SpaceX shares fell below their initial public offering price of $135 during intraday trading on Wednesday morning [1].
The decline marks a critical turning point for the company's public market debut. As early post-listing gains vanish, the stock's performance is becoming a confidence test for investors regarding the company's long-term valuation.
Trading on the Nasdaq exchange saw the stock erase previous gains and slide further down the price chart [2]. The volatility follows a series of losses, including a drop of around 3.6% [3] and a more severe decline of more than 16% on Monday [3]. Current data indicates the stock was more than 30% off its peak following the initial listing [1].
Market analysts said the slide is driven by diminishing hype surrounding the company's debut [1]. There are also growing expectations that company insiders will begin selling their shares as lock-up periods expire, a move that often puts downward pressure on stock prices.
SpaceX, founded by Elon Musk, had previously seen a surge in retail investor interest.
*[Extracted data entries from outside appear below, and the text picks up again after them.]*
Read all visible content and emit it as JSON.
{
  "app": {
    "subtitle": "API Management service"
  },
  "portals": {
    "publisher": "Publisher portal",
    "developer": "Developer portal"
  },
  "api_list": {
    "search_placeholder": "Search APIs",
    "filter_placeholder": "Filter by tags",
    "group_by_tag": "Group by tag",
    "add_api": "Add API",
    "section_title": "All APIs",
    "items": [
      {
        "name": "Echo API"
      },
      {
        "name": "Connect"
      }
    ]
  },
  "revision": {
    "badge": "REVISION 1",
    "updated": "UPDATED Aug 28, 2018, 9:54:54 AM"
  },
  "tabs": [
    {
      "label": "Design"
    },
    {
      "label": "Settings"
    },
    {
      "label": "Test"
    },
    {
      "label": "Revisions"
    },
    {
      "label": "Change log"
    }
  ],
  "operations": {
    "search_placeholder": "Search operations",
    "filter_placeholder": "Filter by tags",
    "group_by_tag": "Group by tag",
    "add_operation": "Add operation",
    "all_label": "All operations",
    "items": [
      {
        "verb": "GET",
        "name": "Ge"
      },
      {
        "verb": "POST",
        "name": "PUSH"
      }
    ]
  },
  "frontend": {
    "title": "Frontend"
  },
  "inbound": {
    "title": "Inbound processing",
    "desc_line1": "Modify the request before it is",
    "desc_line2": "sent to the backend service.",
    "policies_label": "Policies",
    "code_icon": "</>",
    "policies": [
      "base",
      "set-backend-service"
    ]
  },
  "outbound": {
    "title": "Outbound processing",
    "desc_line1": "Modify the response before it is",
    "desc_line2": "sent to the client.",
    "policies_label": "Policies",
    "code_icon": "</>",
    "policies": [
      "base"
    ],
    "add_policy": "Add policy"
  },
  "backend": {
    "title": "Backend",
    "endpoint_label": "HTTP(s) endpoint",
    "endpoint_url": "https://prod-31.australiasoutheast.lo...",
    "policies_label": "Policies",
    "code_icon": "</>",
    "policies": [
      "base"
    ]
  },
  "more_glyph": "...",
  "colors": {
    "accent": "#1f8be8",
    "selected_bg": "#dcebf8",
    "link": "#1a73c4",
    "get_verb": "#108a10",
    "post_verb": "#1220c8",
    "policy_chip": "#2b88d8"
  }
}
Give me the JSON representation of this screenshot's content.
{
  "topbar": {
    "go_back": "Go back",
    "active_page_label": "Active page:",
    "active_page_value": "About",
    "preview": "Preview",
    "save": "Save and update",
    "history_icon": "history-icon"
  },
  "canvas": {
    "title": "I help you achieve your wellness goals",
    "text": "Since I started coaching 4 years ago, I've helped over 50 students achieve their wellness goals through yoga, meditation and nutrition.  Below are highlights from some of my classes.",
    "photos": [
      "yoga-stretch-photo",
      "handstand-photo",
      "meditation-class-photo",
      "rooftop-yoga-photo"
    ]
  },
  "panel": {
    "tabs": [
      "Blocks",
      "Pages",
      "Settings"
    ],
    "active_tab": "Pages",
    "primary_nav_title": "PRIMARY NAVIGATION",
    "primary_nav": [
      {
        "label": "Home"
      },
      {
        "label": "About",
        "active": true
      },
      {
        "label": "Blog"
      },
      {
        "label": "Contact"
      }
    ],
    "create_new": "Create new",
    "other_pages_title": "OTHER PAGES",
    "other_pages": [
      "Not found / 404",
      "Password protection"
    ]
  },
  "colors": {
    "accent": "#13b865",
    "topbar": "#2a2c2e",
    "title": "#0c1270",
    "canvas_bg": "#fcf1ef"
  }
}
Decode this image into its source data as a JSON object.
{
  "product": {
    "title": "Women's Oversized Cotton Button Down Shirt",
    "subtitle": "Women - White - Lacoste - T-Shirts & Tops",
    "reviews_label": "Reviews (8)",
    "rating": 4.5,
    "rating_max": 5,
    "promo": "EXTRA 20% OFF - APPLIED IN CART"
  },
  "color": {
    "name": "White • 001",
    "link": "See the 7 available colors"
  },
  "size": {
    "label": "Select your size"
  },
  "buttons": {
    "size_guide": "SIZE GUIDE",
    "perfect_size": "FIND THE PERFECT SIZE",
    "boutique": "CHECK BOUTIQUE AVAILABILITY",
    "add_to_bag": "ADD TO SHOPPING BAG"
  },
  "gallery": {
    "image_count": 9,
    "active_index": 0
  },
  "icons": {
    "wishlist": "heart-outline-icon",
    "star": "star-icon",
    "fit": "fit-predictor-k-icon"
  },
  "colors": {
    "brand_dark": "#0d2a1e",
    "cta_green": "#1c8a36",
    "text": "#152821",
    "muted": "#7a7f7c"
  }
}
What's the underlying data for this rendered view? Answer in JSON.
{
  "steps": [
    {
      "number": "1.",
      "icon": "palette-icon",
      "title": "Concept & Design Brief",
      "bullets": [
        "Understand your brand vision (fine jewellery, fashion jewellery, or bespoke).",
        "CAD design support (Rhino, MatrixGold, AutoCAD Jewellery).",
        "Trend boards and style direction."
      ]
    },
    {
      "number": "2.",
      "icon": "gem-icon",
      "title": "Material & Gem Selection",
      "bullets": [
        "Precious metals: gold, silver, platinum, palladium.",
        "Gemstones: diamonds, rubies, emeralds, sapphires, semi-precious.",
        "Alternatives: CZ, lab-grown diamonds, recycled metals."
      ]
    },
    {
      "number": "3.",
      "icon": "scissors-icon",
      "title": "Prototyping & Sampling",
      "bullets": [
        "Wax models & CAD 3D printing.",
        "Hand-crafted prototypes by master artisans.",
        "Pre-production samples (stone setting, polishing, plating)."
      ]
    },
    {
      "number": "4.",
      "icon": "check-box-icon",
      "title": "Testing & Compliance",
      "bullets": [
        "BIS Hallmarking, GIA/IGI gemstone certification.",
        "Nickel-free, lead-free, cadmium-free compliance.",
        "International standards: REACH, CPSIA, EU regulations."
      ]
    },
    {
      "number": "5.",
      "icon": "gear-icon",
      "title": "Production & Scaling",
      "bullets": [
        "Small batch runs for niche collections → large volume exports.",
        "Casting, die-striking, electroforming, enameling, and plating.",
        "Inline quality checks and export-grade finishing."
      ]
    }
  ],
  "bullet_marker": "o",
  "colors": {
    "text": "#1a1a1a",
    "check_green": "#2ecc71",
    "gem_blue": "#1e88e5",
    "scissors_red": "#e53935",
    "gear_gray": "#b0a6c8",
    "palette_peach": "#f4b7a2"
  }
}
However, those gains have been nearly wiped out by the recent trend of sliding prices [3]. The company's transition from a private entity to a publicly traded one has now entered a phase of heightened scrutiny as the initial excitement fades [1].
“SpaceX shares fell below their initial public offering price of $135”
The dip below the IPO price suggests that the initial market enthusiasm for SpaceX may have overvalued the company's short-term prospects. If the stock continues to slide as insider lock-up periods expire, it could signal a broader correction in how investors price high-growth aerospace companies, shifting the focus from speculative hype to sustainable fiscal performance.